A major Princeton study showed that people with disabilities are seen as warm, not competent. Similarly, a Cornell Hospitality Quarterly study revealed companies are concerned that people with disabilities could not do the required work. Thus, employers who are affected by what they see out of Hollywood do not want to give people with disabilities a chance.
An increase in positive, diverse and accurate portrayals of people with disabilities in television and film can significantly help to end stigmas that limit their health and lives. Award-winning actors, producers and directors can use their immense talents to fight stigmas and advance opportunities for the 22 million working-age Americans with disabilities, only one-in-three of whom has a job today.
RespectAbility wants to see many more great shows come out of Hollywood – like A&E’s Emmy-winning and stigma-busting docu-series Born this Way, starring diverse young adults with Down syndrome who achieve in education, employment and good health.
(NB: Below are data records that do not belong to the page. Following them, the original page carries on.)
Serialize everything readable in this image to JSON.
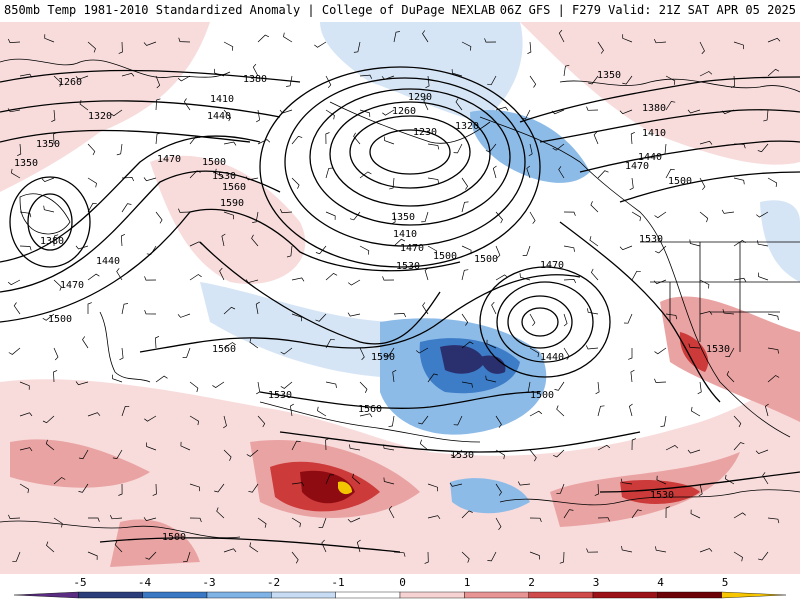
{
  "header": {
    "left_title": "850mb Temp 1981-2010 Standardized Anomaly | College of DuPage NEXLAB",
    "right_title": "06Z GFS | F279 Valid: 21Z SAT APR 05 2025"
  },
  "contour_labels": [
    "1260",
    "1320",
    "1350",
    "1380",
    "1410",
    "1440",
    "1470",
    "1500",
    "1530",
    "1560",
    "1590",
    "1350",
    "1290",
    "1260",
    "1230",
    "1320",
    "1350",
    "1410",
    "1470",
    "1500",
    "1530",
    "1380",
    "1440",
    "1470",
    "1500",
    "1530",
    "1560",
    "1590",
    "1560",
    "1530",
    "1470",
    "1440",
    "1500",
    "1530",
    "1350",
    "1380",
    "1410",
    "1440",
    "1470",
    "1500",
    "1530",
    "1530",
    "1500",
    "1500"
  ],
  "colorbar": {
    "ticks": [
      "-5",
      "-4",
      "-3",
      "-2",
      "-1",
      "0",
      "1",
      "2",
      "3",
      "4",
      "5"
    ],
    "colors": [
      "#5a2d82",
      "#2c3e7a",
      "#3a78c4",
      "#7fb2e5",
      "#c7dcf2",
      "#ffffff",
      "#f6d2d2",
      "#e79494",
      "#cf4a4a",
      "#9c1219",
      "#6b0308",
      "#f7c600"
    ]
  },
  "field_colors": {
    "positive_weak": "#f8dcdc",
    "positive_mod": "#eaa3a3",
    "positive_strong": "#cc3a3a",
    "positive_extreme": "#8e0b12",
    "positive_peak": "#f2c500",
    "negative_weak": "#d6e5f5",
    "negative_mod": "#8dbbe8",
    "negative_strong": "#3d7cc7",
    "negative_extreme": "#2a2f6e"
  }
}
There should be more role models like those seen in Speechless, Switched at Birth, and Finding Dory.
In addition to television shows and movies highlighting disability, RespectAbility calls on Hollywood to include people with disabilities in all television shows and movies. Depictions of disability should be seen for the abilities and contributions they can make. For example, in scenes where people are working as doctors, lawyers, teachers, etc., the actor could just happen to have a disability – without the focus being on the disability. In this way, more successful role models of people with disabilities will be available.
There is good work being done by SAG-AFTRA, GLAAD, the Media Access Awards, and other key leaders from the television, film and disability community. However, much more must be done to tear down stigmas that undermine people with disabilities’ opportunities to receive the education, training and employment opportunities needed to succeed, just like anyone else.
This can start with more people with disabilities being visible in front of – and behind – the camera. Changing hearts, minds and behaviors takes great messages, delivery systems and message repetition. Diversity and inclusion processes are also needed inside networks and studios so diversity and accurate portrayals become natural and consistent.